MALANG -Kejadian mengejutkan terjadi ketika seorang remaja berusia 19 tahun yang disebut sebagai HOK ditangkap di Malang, Jawa Timur, oleh unit elit penanggulangan teror Detasemen Khusus 88 (Densus 88). Penangkapan dilakukan setelah HOK, yang identitasnya disamarkan karena pertimbangan hukum, diduga telah terpapar paham radikal dan berencana untuk melakukan aksi bom bunuh diri.
Menurut Kombes Aswin Siregar, juru bicara Densus 88, perjalanan HOK yang rumit ini tampaknya dimulai saat ia bersekolah di sebuah pondok pesantren setara dengan kelas 1 SMA. Aswin mengungkapkan bahwa HOK diketahui sering menjadi korban bully dan ejekan dari teman-temannya, yang sangat mempengaruhinya. Selain itu, Aswin mencatat bahwa HOK juga sering mendapat teguran karena melanggar berbagai aturan di pondok pesantren tersebut.

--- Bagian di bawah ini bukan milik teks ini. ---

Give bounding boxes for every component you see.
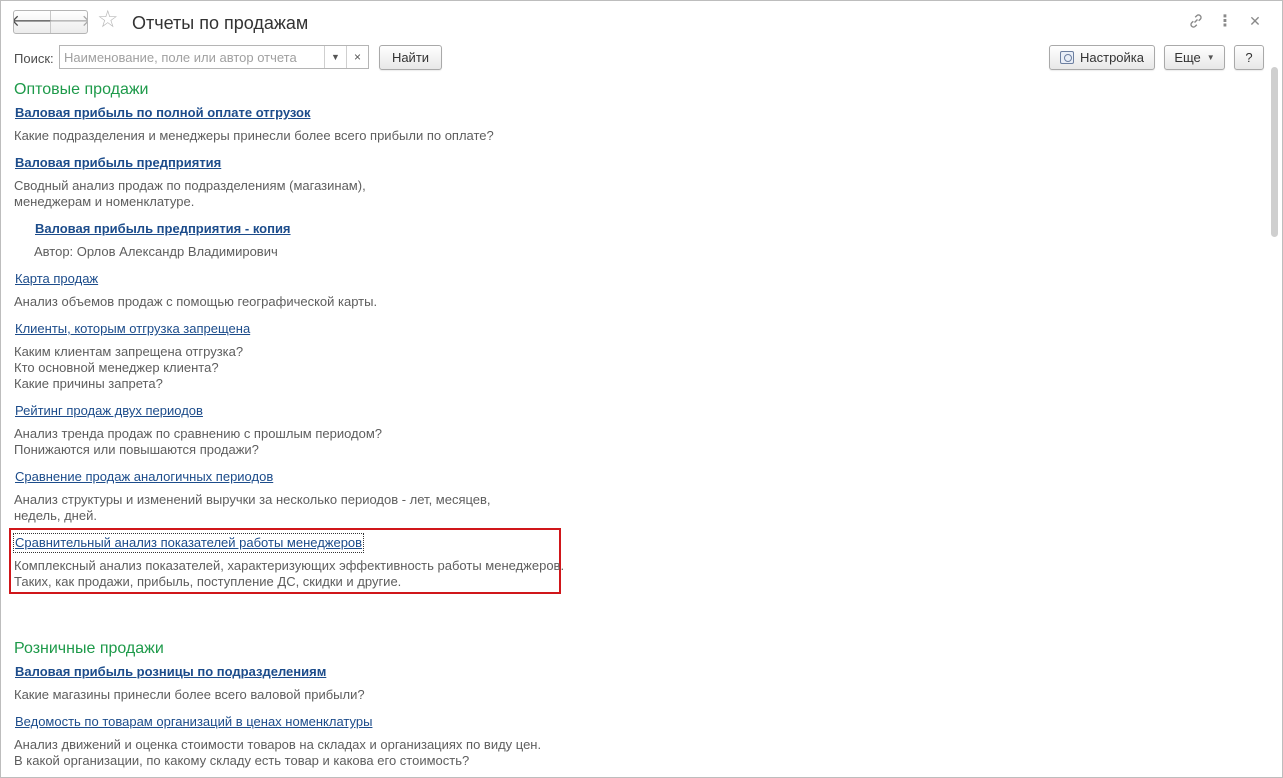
report-description: недель, дней. [14, 508, 97, 523]
find-button-label: Найти [391, 50, 430, 65]
find-button[interactable]: Найти [379, 45, 442, 70]
clear-icon: × [353, 50, 361, 64]
chevron-down-icon: ▼ [1206, 53, 1215, 62]
report-description: Какие магазины принесли более всего вало… [14, 687, 365, 702]
report-link[interactable]: Валовая прибыль по полной оплате отгрузо… [15, 105, 311, 121]
settings-button[interactable]: Настройка [1049, 45, 1155, 70]
title-bar: 🡐 🡒 ☆ Отчеты по продажам ⋮ ✕ [1, 1, 1282, 41]
search-dropdown-button[interactable]: ▼ [324, 46, 346, 68]
search-clear-button[interactable]: × [346, 46, 368, 68]
report-link[interactable]: Валовая прибыль предприятия - копия [35, 221, 291, 237]
more-button[interactable]: Еще ▼ [1164, 45, 1225, 70]
report-link[interactable]: Ведомость по товарам организаций в ценах… [15, 714, 372, 730]
report-list: Оптовые продажи Валовая прибыль по полно… [1, 73, 1266, 777]
close-icon[interactable]: ✕ [1246, 11, 1264, 31]
link-icon-svg [1190, 14, 1202, 28]
report-link[interactable]: Валовая прибыль розницы по подразделения… [15, 664, 326, 680]
settings-button-label: Настройка [1080, 50, 1144, 65]
report-link[interactable]: Клиенты, которым отгрузка запрещена [15, 321, 250, 337]
search-input[interactable] [60, 46, 324, 68]
report-description: Анализ тренда продаж по сравнению с прош… [14, 426, 383, 441]
search-box: ▼ × [59, 45, 369, 69]
report-description: Какие подразделения и менеджеры принесли… [14, 128, 494, 143]
report-link[interactable]: Рейтинг продаж двух периодов [15, 403, 203, 419]
favorite-star-icon[interactable]: ☆ [97, 8, 119, 32]
report-description: Какие причины запрета? [14, 376, 163, 391]
report-window: 🡐 🡒 ☆ Отчеты по продажам ⋮ ✕ Поиск: ▼ [0, 0, 1283, 778]
report-description: В какой организации, по какому складу ес… [14, 753, 470, 768]
vertical-scrollbar[interactable] [1269, 67, 1281, 777]
report-description: Кто основной менеджер клиента? [14, 360, 219, 375]
scrollbar-thumb[interactable] [1271, 67, 1278, 237]
report-description: Таких, как продажи, прибыль, поступление… [14, 574, 402, 589]
link-icon[interactable] [1185, 11, 1207, 31]
report-link[interactable]: Сравнение продаж аналогичных периодов [15, 469, 273, 485]
forward-button[interactable]: 🡒 [48, 11, 88, 33]
report-author: Автор: Орлов Александр Владимирович [34, 244, 278, 259]
more-vertical-icon[interactable]: ⋮ [1216, 11, 1234, 31]
arrow-right-icon: 🡒 [48, 13, 88, 30]
chevron-down-icon: ▼ [331, 52, 340, 62]
help-button[interactable]: ? [1234, 45, 1264, 70]
report-description: Анализ структуры и изменений выручки за … [14, 492, 491, 507]
search-label: Поиск: [14, 51, 54, 66]
page-title: Отчеты по продажам [132, 13, 309, 33]
report-description: менеджерам и номенклатуре. [14, 194, 195, 209]
more-button-label: Еще [1174, 50, 1201, 65]
settings-icon [1060, 51, 1074, 64]
report-link[interactable]: Валовая прибыль предприятия [15, 155, 221, 171]
report-description: Анализ объемов продаж с помощью географи… [14, 294, 378, 309]
navigation-buttons: 🡐 🡒 [13, 10, 88, 34]
report-link-highlighted[interactable]: Сравнительный анализ показателей работы … [12, 533, 365, 553]
help-button-label: ? [1245, 50, 1253, 65]
report-description: Сводный анализ продаж по подразделениям … [14, 178, 366, 193]
report-description: Понижаются или повышаются продажи? [14, 442, 259, 457]
toolbar: Поиск: ▼ × Найти Настройка Еще ▼ ? [1, 43, 1282, 73]
report-description: Комплексный анализ показателей, характер… [14, 558, 565, 573]
section-title-retail: Розничные продажи [14, 640, 164, 657]
report-link[interactable]: Карта продаж [15, 271, 98, 287]
report-description: Каким клиентам запрещена отгрузка? [14, 344, 244, 359]
report-description: Анализ движений и оценка стоимости товар… [14, 737, 542, 752]
back-button[interactable]: 🡐 [14, 11, 53, 33]
section-title-wholesale: Оптовые продажи [14, 81, 149, 98]
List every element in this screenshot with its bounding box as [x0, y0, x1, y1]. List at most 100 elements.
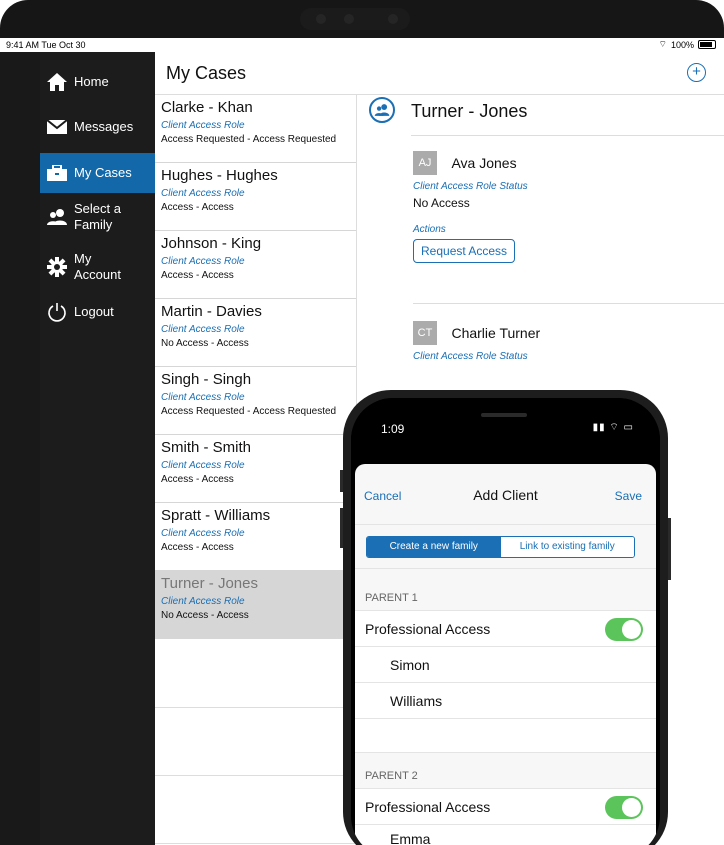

“Setelah keluar dari pondok pesantren, dia putus sekolah dan mulai bergabung dengan kelompok-kelompok radikal melalui aplikasi Telegram yang beroperasi lintas negara,” ungkap Aswin kepada wartawan di Jakarta pada Selasa, 6 Agustus 2024.
Aswin menjelaskan lebih lanjut bahwa proses radikalisasi HOK pertama kali dipicu oleh konten ekstremis di media sosial. “Dorongan rasa penasaran membuatnya kembali terhubung dengan beberapa grup Telegram yang terkait dengan organisasi-organisasi radikal lintas negara,” kata Aswin. Di dalam grup-grup tersebut, HOK diduga mengakses konten yang mengadvokasi perlawanan terhadap pemerintahan yang tidak menerapkan hukum Islam, video propaganda yang memuja pemimpin ISIS, tutorial pembuatan bahan peledak, serta musik yang memuat propaganda.